The design of efficient algorithms and mapping of the `boundary of tractability' have been the major goal of computer science since the dawn of the digital era, and polynomial runtime has been the classical notion of efficiency since then. Over the past few decades, our computational, measurement and storage capabilities have grown exponentially. However, the sizes of datasets to be processed have grown even faster, resulting in the `big data' phenomenon, which has led to a shift of the `boundary of tractability'. Indeed, on modern inputs quadratic, and sometimes even linear time algorithms often become prohibitively expensive. This calls for a new class of techniques with sublinear resource requirements. Specifically, processing large datasets requires algorithms that can compute answers using sublinear runtime, operate under tight restrictions on space (streaming algorithms) and communication (sketching algorithms), or even minimize the number of accesses to the input
(sample complexity). The goal of this project is to design such techniques for fundamental data processing problems, thereby building a solid theoretical foundation for modern data analysis.

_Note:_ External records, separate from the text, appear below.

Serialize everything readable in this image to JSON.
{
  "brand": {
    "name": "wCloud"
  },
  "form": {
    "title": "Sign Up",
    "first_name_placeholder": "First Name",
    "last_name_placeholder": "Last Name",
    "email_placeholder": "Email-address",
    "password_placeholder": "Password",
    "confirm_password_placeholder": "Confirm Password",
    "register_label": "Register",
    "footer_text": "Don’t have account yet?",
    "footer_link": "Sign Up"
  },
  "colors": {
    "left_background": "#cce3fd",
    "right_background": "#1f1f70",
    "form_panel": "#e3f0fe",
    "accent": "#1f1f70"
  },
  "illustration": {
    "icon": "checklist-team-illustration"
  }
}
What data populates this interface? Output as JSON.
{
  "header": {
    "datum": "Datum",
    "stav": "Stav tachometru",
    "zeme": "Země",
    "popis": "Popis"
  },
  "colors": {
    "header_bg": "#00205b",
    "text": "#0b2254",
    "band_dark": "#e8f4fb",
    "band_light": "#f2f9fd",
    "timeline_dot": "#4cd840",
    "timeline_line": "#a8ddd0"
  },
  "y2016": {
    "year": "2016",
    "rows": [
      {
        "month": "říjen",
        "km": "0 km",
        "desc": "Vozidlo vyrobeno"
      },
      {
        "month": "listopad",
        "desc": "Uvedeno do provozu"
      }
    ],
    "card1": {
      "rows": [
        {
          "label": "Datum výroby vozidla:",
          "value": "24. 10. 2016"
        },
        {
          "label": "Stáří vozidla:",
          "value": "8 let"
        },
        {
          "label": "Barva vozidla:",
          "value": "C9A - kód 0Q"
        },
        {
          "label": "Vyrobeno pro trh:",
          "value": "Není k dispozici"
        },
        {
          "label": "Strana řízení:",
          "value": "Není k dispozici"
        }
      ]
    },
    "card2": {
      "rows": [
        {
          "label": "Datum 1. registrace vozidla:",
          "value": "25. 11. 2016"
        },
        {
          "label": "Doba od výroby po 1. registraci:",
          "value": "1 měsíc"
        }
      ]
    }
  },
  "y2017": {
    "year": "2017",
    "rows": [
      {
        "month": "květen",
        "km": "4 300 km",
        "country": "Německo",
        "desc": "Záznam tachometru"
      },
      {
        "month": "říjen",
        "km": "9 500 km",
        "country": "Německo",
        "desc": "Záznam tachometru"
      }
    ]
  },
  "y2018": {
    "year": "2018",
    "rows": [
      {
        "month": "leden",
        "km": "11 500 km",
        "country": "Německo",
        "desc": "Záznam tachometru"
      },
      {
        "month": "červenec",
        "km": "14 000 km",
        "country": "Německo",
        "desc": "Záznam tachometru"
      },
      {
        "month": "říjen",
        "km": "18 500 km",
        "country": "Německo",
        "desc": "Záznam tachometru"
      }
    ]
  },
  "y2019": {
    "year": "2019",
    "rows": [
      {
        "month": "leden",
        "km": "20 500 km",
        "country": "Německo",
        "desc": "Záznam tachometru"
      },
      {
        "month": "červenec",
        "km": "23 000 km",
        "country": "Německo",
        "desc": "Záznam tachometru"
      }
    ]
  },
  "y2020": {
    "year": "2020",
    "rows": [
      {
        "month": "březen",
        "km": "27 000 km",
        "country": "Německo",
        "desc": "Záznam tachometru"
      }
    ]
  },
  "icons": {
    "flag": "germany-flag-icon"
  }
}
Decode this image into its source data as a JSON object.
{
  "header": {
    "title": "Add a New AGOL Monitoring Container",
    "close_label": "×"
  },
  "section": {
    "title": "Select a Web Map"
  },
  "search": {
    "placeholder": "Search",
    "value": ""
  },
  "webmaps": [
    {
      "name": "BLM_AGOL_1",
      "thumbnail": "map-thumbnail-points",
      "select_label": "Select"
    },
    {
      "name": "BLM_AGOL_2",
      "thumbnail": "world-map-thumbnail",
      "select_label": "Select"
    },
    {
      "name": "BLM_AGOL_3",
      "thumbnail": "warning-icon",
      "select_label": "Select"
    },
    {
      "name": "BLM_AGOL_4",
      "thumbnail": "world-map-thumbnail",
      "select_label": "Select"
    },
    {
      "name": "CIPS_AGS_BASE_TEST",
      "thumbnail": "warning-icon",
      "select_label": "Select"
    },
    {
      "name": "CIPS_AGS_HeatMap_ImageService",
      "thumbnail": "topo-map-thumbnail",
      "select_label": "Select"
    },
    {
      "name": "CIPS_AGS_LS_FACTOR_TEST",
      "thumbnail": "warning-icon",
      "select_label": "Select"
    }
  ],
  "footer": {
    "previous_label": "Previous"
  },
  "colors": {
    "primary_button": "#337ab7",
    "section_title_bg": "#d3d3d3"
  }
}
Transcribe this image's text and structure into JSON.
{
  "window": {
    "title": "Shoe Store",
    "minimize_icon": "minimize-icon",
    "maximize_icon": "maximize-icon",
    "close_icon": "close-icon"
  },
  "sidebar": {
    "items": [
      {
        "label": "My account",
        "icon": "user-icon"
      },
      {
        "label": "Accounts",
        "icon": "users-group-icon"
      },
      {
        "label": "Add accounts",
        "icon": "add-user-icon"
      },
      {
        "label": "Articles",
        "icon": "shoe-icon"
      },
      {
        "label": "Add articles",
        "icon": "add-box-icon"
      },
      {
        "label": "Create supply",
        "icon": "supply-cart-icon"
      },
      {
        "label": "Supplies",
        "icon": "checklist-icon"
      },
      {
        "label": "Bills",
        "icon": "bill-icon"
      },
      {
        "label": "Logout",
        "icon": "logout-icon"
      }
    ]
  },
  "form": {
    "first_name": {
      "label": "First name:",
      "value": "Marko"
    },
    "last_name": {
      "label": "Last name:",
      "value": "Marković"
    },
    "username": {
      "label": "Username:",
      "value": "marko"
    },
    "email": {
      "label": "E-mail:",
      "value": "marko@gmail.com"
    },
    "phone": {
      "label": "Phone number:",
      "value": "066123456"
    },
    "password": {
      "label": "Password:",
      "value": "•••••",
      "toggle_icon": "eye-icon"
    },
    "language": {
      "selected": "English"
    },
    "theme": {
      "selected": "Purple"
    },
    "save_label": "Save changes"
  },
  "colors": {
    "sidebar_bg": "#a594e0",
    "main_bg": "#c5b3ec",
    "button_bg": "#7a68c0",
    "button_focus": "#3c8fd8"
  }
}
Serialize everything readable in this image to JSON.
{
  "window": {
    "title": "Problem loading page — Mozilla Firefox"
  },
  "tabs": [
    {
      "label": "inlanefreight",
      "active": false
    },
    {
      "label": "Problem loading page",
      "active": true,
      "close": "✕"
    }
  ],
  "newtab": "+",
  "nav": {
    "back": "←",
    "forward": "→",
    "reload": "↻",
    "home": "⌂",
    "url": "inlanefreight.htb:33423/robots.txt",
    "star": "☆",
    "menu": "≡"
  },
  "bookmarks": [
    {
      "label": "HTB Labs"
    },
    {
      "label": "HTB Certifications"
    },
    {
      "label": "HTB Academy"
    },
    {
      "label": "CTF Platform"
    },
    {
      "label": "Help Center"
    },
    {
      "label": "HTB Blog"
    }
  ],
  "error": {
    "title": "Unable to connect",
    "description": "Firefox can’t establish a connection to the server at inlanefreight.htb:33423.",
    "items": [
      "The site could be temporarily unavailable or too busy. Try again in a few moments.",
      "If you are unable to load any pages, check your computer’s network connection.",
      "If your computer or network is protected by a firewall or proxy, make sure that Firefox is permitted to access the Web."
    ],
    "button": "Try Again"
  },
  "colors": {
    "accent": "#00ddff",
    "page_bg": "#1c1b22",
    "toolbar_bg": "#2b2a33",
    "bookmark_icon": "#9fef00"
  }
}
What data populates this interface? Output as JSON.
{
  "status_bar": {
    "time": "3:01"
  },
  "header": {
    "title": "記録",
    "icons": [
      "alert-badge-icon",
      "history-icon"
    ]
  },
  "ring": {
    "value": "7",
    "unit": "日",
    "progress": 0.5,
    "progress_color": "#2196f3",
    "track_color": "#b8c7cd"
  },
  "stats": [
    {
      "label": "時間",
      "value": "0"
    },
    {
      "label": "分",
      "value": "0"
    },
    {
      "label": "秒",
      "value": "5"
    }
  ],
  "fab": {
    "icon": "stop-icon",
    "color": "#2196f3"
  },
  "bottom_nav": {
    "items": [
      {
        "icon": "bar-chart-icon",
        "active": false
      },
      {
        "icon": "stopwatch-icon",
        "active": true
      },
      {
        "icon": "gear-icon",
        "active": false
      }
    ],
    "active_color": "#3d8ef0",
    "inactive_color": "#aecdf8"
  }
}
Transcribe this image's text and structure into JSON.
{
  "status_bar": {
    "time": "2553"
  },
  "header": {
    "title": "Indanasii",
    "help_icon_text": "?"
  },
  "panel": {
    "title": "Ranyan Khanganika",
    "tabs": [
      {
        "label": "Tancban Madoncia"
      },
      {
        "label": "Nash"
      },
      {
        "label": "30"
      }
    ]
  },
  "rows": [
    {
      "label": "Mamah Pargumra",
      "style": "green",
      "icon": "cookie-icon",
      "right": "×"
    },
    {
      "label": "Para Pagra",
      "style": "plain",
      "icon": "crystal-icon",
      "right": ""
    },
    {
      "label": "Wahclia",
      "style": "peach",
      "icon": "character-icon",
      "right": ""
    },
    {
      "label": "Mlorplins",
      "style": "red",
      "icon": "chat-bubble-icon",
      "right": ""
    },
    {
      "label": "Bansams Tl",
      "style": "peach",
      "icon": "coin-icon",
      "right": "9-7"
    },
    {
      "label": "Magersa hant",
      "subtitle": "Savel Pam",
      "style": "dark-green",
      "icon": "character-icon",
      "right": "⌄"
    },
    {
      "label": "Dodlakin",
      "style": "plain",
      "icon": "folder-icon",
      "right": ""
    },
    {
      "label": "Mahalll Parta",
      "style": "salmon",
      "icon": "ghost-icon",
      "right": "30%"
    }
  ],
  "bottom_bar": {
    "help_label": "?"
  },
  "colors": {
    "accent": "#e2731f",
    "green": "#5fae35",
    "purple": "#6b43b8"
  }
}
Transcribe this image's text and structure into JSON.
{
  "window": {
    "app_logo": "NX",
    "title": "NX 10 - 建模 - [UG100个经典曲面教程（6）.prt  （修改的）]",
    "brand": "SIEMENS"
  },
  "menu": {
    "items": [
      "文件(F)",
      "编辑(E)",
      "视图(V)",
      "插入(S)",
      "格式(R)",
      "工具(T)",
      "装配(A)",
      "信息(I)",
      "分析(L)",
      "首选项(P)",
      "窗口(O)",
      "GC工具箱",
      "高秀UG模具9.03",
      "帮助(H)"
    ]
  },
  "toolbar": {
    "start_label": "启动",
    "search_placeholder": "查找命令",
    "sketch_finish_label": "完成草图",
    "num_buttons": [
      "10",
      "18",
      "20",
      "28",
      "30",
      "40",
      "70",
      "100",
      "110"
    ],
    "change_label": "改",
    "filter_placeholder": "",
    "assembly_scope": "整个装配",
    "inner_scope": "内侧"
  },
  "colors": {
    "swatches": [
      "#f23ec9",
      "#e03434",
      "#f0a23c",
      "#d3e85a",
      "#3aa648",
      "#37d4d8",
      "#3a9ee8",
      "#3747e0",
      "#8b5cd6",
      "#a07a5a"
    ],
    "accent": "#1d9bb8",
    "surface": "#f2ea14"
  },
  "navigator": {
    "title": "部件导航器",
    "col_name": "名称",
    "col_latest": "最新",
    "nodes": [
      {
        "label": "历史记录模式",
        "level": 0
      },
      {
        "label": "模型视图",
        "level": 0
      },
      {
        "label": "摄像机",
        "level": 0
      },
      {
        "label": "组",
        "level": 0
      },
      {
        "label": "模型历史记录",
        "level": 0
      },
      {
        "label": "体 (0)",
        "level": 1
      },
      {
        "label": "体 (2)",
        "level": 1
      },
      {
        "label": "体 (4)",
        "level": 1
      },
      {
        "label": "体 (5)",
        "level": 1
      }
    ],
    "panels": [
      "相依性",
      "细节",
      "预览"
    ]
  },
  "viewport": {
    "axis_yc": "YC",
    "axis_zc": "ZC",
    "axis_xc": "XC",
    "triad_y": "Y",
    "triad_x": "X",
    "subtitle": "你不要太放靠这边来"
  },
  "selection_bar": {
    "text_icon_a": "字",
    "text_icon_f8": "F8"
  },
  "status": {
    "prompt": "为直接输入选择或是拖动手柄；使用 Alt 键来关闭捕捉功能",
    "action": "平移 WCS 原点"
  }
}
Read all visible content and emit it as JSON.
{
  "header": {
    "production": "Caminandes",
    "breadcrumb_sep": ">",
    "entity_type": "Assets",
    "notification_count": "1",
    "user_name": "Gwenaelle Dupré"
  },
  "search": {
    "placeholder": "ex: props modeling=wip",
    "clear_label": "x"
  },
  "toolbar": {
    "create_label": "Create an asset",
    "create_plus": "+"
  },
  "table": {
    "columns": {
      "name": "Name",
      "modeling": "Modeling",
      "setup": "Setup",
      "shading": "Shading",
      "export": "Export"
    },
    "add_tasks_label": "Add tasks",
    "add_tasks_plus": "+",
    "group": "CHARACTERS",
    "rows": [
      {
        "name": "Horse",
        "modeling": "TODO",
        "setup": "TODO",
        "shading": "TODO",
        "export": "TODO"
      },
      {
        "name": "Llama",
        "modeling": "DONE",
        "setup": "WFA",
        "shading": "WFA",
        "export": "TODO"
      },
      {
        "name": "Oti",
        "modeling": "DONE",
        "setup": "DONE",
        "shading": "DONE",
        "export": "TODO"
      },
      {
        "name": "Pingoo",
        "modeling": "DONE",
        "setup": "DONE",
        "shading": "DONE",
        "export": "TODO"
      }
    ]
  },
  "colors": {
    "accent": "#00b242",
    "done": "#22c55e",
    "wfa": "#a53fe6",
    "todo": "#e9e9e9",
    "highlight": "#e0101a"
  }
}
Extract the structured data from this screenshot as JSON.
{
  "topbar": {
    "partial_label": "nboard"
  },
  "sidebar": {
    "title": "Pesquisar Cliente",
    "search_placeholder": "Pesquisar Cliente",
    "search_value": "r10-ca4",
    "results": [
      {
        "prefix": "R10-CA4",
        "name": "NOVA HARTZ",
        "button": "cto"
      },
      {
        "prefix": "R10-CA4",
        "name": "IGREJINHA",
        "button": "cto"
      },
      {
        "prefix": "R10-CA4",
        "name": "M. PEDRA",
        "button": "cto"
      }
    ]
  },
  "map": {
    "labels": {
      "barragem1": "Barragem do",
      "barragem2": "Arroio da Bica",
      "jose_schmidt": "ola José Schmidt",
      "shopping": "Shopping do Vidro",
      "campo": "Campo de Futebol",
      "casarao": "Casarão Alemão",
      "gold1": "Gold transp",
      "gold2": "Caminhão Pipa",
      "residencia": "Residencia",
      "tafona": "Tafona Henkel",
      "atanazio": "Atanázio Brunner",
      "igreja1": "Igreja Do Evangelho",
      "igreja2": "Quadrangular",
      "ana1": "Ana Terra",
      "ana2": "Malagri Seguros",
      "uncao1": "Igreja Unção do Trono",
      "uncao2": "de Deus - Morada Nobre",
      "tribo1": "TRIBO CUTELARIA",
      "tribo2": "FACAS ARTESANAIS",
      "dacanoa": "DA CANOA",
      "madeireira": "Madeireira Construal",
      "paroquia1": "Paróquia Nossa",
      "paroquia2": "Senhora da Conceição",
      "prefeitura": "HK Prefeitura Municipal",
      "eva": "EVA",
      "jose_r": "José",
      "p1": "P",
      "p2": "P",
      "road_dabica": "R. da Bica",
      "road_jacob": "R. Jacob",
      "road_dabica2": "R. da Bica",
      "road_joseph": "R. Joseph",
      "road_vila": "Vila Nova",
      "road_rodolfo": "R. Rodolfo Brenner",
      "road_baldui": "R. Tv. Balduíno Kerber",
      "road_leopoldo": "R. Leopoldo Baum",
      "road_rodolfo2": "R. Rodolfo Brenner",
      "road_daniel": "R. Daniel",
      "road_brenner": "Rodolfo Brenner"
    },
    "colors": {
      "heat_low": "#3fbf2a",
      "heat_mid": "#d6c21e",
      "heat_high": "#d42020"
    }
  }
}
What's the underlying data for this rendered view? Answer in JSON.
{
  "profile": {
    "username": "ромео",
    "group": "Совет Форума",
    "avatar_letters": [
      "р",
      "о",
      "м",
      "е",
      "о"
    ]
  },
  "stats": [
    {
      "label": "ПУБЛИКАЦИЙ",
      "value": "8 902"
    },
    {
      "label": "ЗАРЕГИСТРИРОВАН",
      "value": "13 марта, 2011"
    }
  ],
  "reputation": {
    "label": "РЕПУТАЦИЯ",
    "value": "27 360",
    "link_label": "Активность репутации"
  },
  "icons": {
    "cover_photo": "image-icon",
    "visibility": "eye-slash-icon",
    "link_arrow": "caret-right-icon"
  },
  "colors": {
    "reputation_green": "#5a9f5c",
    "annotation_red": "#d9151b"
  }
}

This project is focused on three main directions: sublinear time graph algorithms and graph sketching, understanding the limits of robust graph exploration in small space and sparse Fourier transform beyond sparsity. The first of these directions amounts to designing space optimal algorithms for solving processing very large networks (e.g. community detection, clustering, finding matchings). The second direction asks for impossibility results that show that algorithms that we developed in the first direction are optimal. Such impossibility results are an integral part of our goal of `mapping the boundary of tractability', as they show us when the algorithmic results that we have are best possible in our computational models. The last direction asks for very fast algorithms for one of the central tools of data analysis, namely the Fourier transform. Specifically, our goal in this direction is to design techniques for computing the Fourier transform that exploit structural properties of inputs that often occur in practice to obtain fast algorithms.
The project has resulted in several top results on central problems in sublinear algorithms, and has opened several exciting new lines of inquiry that I am sure will continue to drive big data algorithms forward for years to come.